Why Nick Foles’ success with Eagles is yet another indictment against Cowboys coaches (Matt Mosley, Dallas Morning News)
“[Doug] Pederson didn’t allow his team to be held hostage by one position. The Cowboys seem to be one injury away from imploding at all times. And that’s why the Cowboys have to swallow their pride and take a long look at how they can be more like the Philadelphia Eagles.
I can hear Jerry now: “What would Howie Roseman do?”
Good Nick or Bad Nick: Who shows up for Super Bowl LII? (Bill Barnwell, ESPN)
“Across five games in six weeks, we’ve seen the full gamut of Nick Foles appearances. On Christmas, we saw the Foles who washed out in St. Louis under Jeff Fisher. On Sunday, we saw the guy who had one of the hottest half-seasons in league history under Chip Kelly in 2013. So how did the Eagles turn their quarterback around? And is there an early guess on which Foles we’re likely to see against the Patriots in Super Bowl LII?”
If Nick Foles Is Good Enough to Beat the Vikes, He’s Good Enough to Beat Brady (Mike Freeman, Bleacher Report)

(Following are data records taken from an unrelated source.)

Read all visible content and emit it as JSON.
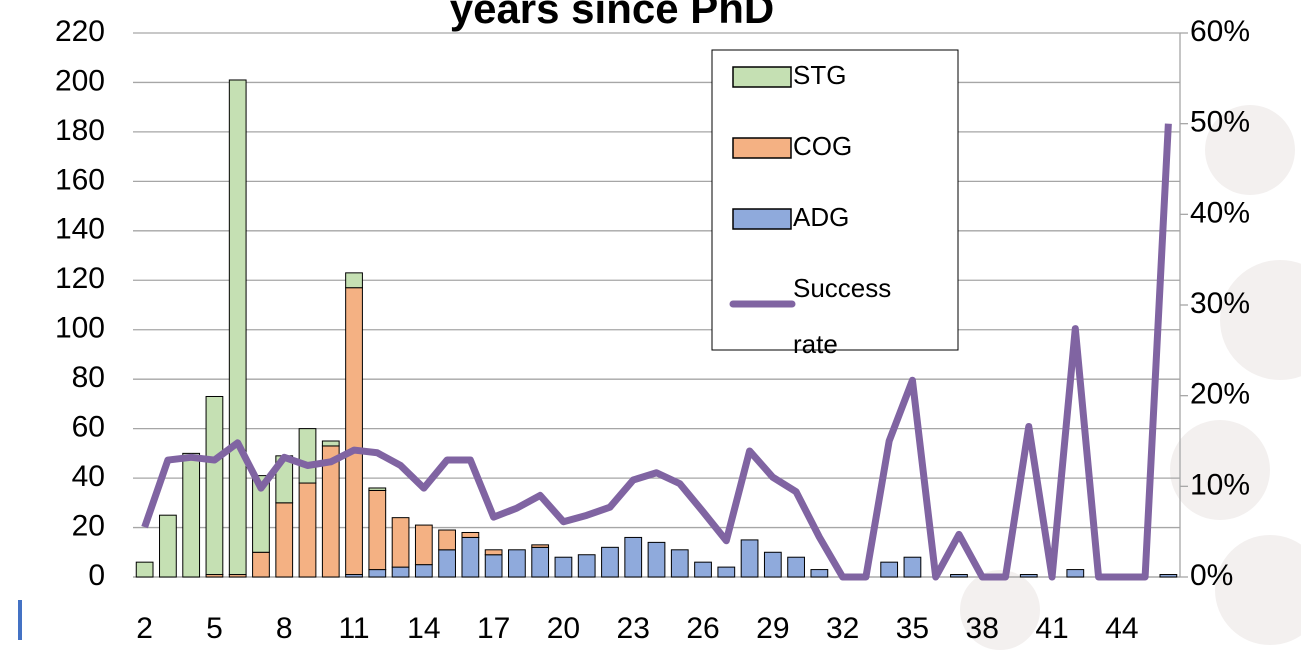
{
  "chart_data": {
    "type": "bar",
    "title": "years since PhD",
    "categories": [
      2,
      null,
      null,
      5,
      null,
      null,
      8,
      null,
      null,
      11,
      null,
      null,
      14,
      null,
      null,
      17,
      null,
      null,
      20,
      null,
      null,
      23,
      null,
      null,
      26,
      null,
      null,
      29,
      null,
      null,
      32,
      null,
      null,
      35,
      null,
      null,
      38,
      null,
      null,
      41,
      null,
      null,
      44,
      null,
      null
    ],
    "series": [
      {
        "name": "STG",
        "color": "#c5e0b3",
        "values": [
          6,
          25,
          50,
          72,
          200,
          31,
          19,
          22,
          2,
          6,
          1,
          0,
          0,
          0,
          0,
          0,
          0,
          0,
          0,
          0,
          0,
          0,
          0,
          0,
          0,
          0,
          0,
          0,
          0,
          0,
          0,
          0,
          0,
          0,
          0,
          0,
          0,
          0,
          0,
          0,
          0,
          0,
          0,
          0,
          0
        ]
      },
      {
        "name": "COG",
        "color": "#f4b183",
        "values": [
          0,
          0,
          0,
          1,
          1,
          10,
          30,
          38,
          53,
          116,
          32,
          20,
          16,
          8,
          2,
          2,
          0,
          1,
          0,
          0,
          0,
          0,
          0,
          0,
          0,
          0,
          0,
          0,
          0,
          0,
          0,
          0,
          0,
          0,
          0,
          0,
          0,
          0,
          0,
          0,
          0,
          0,
          0,
          0,
          0
        ]
      },
      {
        "name": "ADG",
        "color": "#8faadc",
        "values": [
          0,
          0,
          0,
          0,
          0,
          0,
          0,
          0,
          0,
          1,
          3,
          4,
          5,
          11,
          16,
          9,
          11,
          12,
          8,
          9,
          12,
          16,
          14,
          11,
          6,
          4,
          15,
          10,
          8,
          3,
          0,
          0,
          6,
          8,
          0,
          1,
          0,
          0,
          1,
          0,
          3,
          0,
          0,
          0,
          1
        ]
      },
      {
        "name": "Success rate",
        "color": "#8064a2",
        "axis": "y2",
        "type": "line",
        "values": [
          5.5,
          12.9,
          13.2,
          12.9,
          14.8,
          9.8,
          13.2,
          12.3,
          12.7,
          14.0,
          13.7,
          12.3,
          9.8,
          12.9,
          12.9,
          6.6,
          7.6,
          9.0,
          6.1,
          6.8,
          7.7,
          10.7,
          11.5,
          10.3,
          7.2,
          4.0,
          13.9,
          11.0,
          9.4,
          4.4,
          0,
          0,
          15,
          21.7,
          0,
          4.7,
          0,
          0,
          16.6,
          0,
          27.4,
          0,
          0,
          0,
          50
        ]
      }
    ],
    "stack_order": [
      "ADG",
      "COG",
      "STG"
    ],
    "ylim": [
      0,
      220
    ],
    "yticks": [
      0,
      20,
      40,
      60,
      80,
      100,
      120,
      140,
      160,
      180,
      200,
      220
    ],
    "y2lim": [
      0,
      60
    ],
    "y2ticks": [
      {
        "value": 0,
        "label": "0%"
      },
      {
        "value": 10,
        "label": "10%"
      },
      {
        "value": 20,
        "label": "20%"
      },
      {
        "value": 30,
        "label": "30%"
      },
      {
        "value": 40,
        "label": "40%"
      },
      {
        "value": 50,
        "label": "50%"
      },
      {
        "value": 60,
        "label": "60%"
      }
    ],
    "grid": true,
    "legend": "upper right"
  }
}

“First, many of us have underestimated Foles (guilty as charged), and many still are. What he did against the Vikings was staggering. That defense is as fast and dangerous as there is in football, and Foles shredded it. Watching him play, it was hard to believe we were seeing real life.
The second point is that he’s also a product of an Eagles team that’s bigger than him. And that’s not contradictory; it’s maybe the biggest point of all.”